Tulungagung, 14
april 2015 yaitu pertemuan kelima untuk mata kuliah Metodologi Studi Islam
(MSI), seperti biasa saya selalu bersemangat saat mata kuliah ini berlangsung
karena sselalu ada motivasi-motivasi yang disampaikan. Pada pertemuan kali ini
kita membahas tentang Studi Islam di Barat.
Studi islam di Barat
dikelompokkan menjadi dua : pertama, membahas sejarah dan dinamika perkembangan
studi islam di negeri Barat yang dilakukan mahasiswa Indonesia serta tokoh
lain; kedua, kondisi Islam di beberapa universitas di negeri Barat.
Dari perspektif sejarah
studi yang dilakukan orang Indonesia di Barat, sudah cukup lama.
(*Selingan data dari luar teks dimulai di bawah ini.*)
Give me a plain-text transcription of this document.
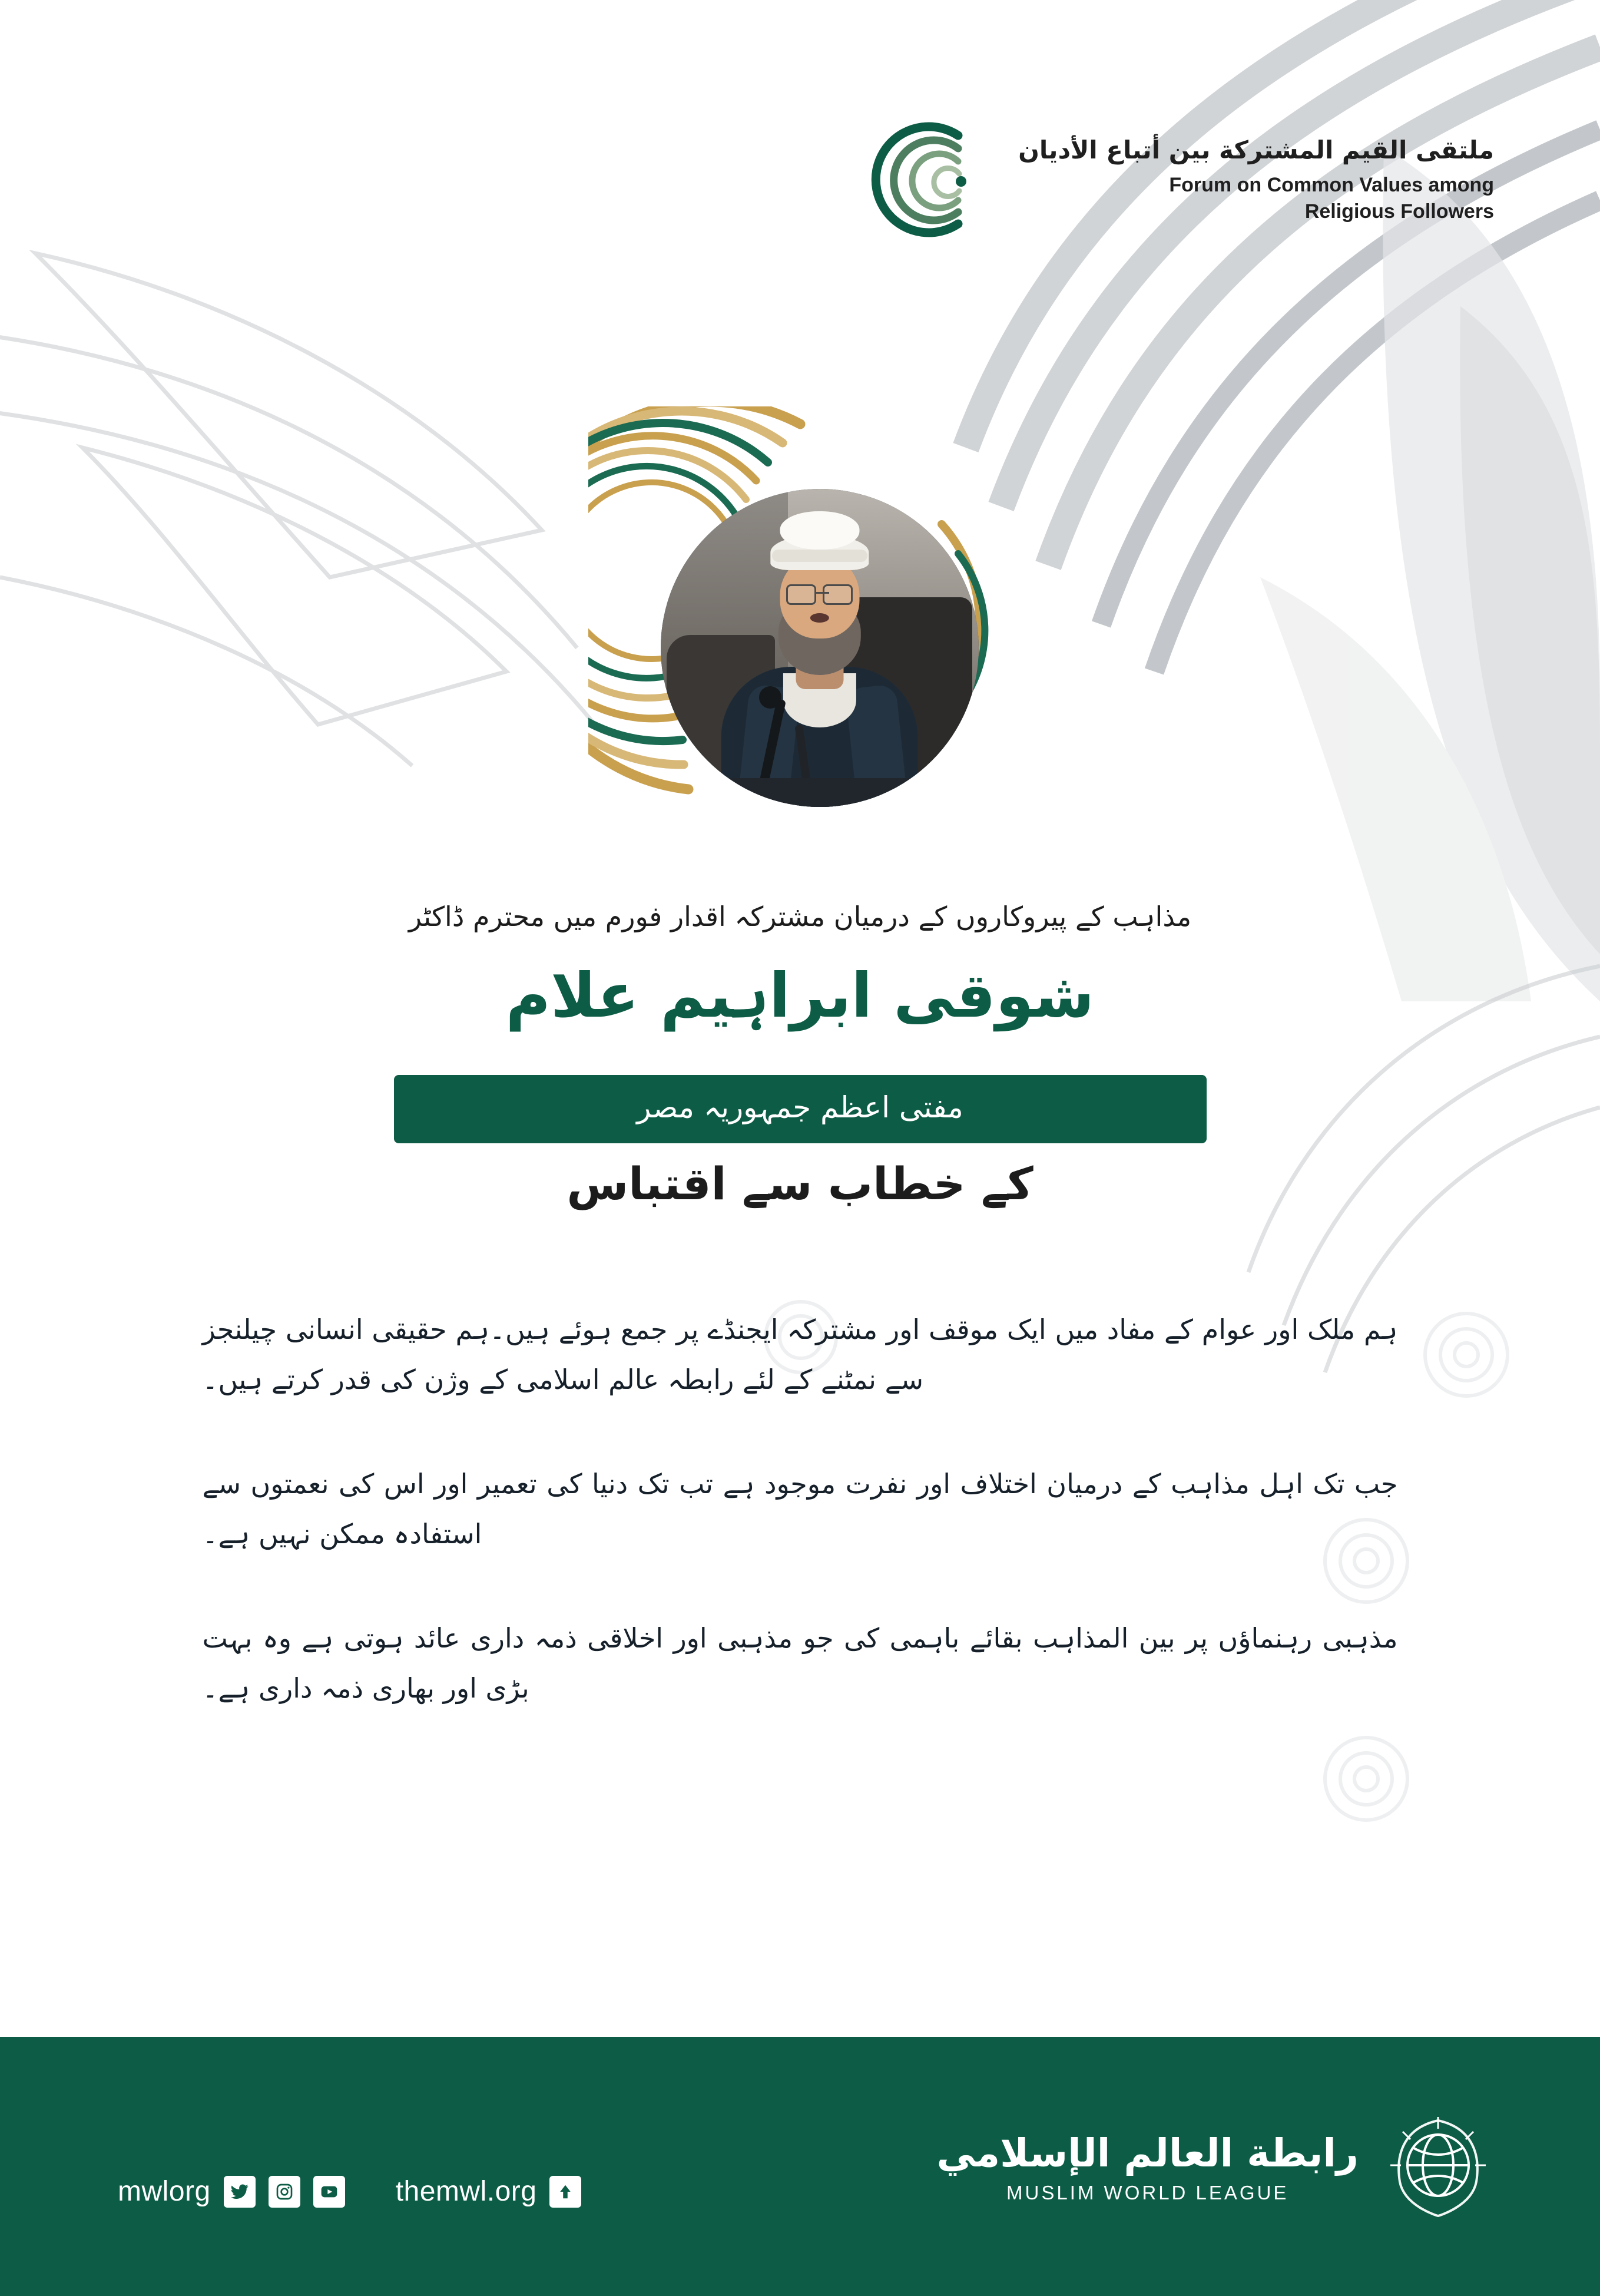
ملتقى القيم المشتركة بين أتباع الأديان
Forum on Common Values among
Religious Followers
مذاہب کے پیروکاروں کے درمیان مشترکہ اقدار فورم میں محترم ڈاکٹر
شوقی ابراہیم علام
مفتی اعظم جمہوریہ مصر
کے خطاب سے اقتباس

ہم ملک اور عوام کے مفاد میں ایک موقف اور مشترکہ ایجنڈے پر جمع ہوئے ہیں۔ہم حقیقی انسانی چیلنجز سے نمٹنے کے لئے رابطہ عالم اسلامی کے وژن کی قدر کرتے ہیں۔

جب تک اہل مذاہب کے درمیان اختلاف اور نفرت موجود ہے تب تک دنیا کی تعمیر اور اس کی نعمتوں سے استفادہ ممکن نہیں ہے۔

مذہبی رہنماؤں پر بین المذاہب بقائے باہمی کی جو مذہبی اور اخلاقی ذمہ داری عائد ہوتی ہے وہ بہت بڑی اور بھاری ذمہ داری ہے۔

mwlorg	themwl.org
رابطة العالم الإسلامي
MUSLIM WORLD LEAGUE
Menurut Harry
A. Poeze, mahasiswa Indonesia pertama yang melakukan studi di Barat yaitu di
Leiden, Belanda adalah Raden Mas Ismangoen Danoewinoto.
Pada masa ini dilatarbelakangi
oleh kepentingan politis pemerintah kolonial Belanda. Seiring perkembangan
zaman, studi ke negara Barat terus berkembang, dan berkonsentrasi pada bidang
ekonomi, polotik, pemerintah (belum mengambil focus khusus studi Islam). Focus
studi islam baru mulia setelah Indonesia merdeka.
Seperti biasanya pak Naim
selalu membuat guyonan agar mahasiswanya tidak ngantuk dan itu memang selalu
berhasil, tiap kali pak Naim membuat guyonan atau candaan kami langsung tertawa
dan bersemangat kembali. Selain itu pak Naim juga mnenyampaikan motivasi atau
kata-kata agar kita lebih bersemangat misalnya saja …………………
Orang pertama Indonesia
yang studi di Barat yaitu M. Rasjidi dan selanjutnya Harun Nasution. Setelah
kembali ke Indonesia Harun dikenal sebagai sarjana yang sangat konsisten
menyuarakan pluralistic approach.
Harun sangat intens mengembangkan studi Islam sebagai centre of excellence. Gagasan Harun yaitu melakukan perubahan dan
pembaruan sistem pendidikan di IAIN dengan mengubah sistem kuliah dengan
diskusi, budaya menulis ilmiah, dalam bentuk paper, makalah, da memperkenalkan
studi islam secara komprehensif.
Ada 3 model pendekatan
studi islam di barat :
1. Studi
islam dengan pendekatan filologis
2. Studi
islam denngan pendekatan ilmiah
3. Studi
islam dengan pendekatan fenomenologi-interpretatif
Hal yang diakui A. Azra
bahwa studi Islam di Barat tidak selamanya netral dari agama dan hal itulah
yang memunculkan beberapa kritikan tentang
kajian-kajian tentang Islam yang dilakukan di Barat cenderung
esensialis, cenderung di motivasi kepentingan-kepentingan politis dan merupakan
upaya untuk melestarikan kebenaran-kebenaran yang dicapai atas nama kehidupan
intelektual dan akademis. Kelebihan studi islam di Barat yaitu mahasiswa
menjadi pusat pengembangan, sedangkan dosen hanya mengarahkan.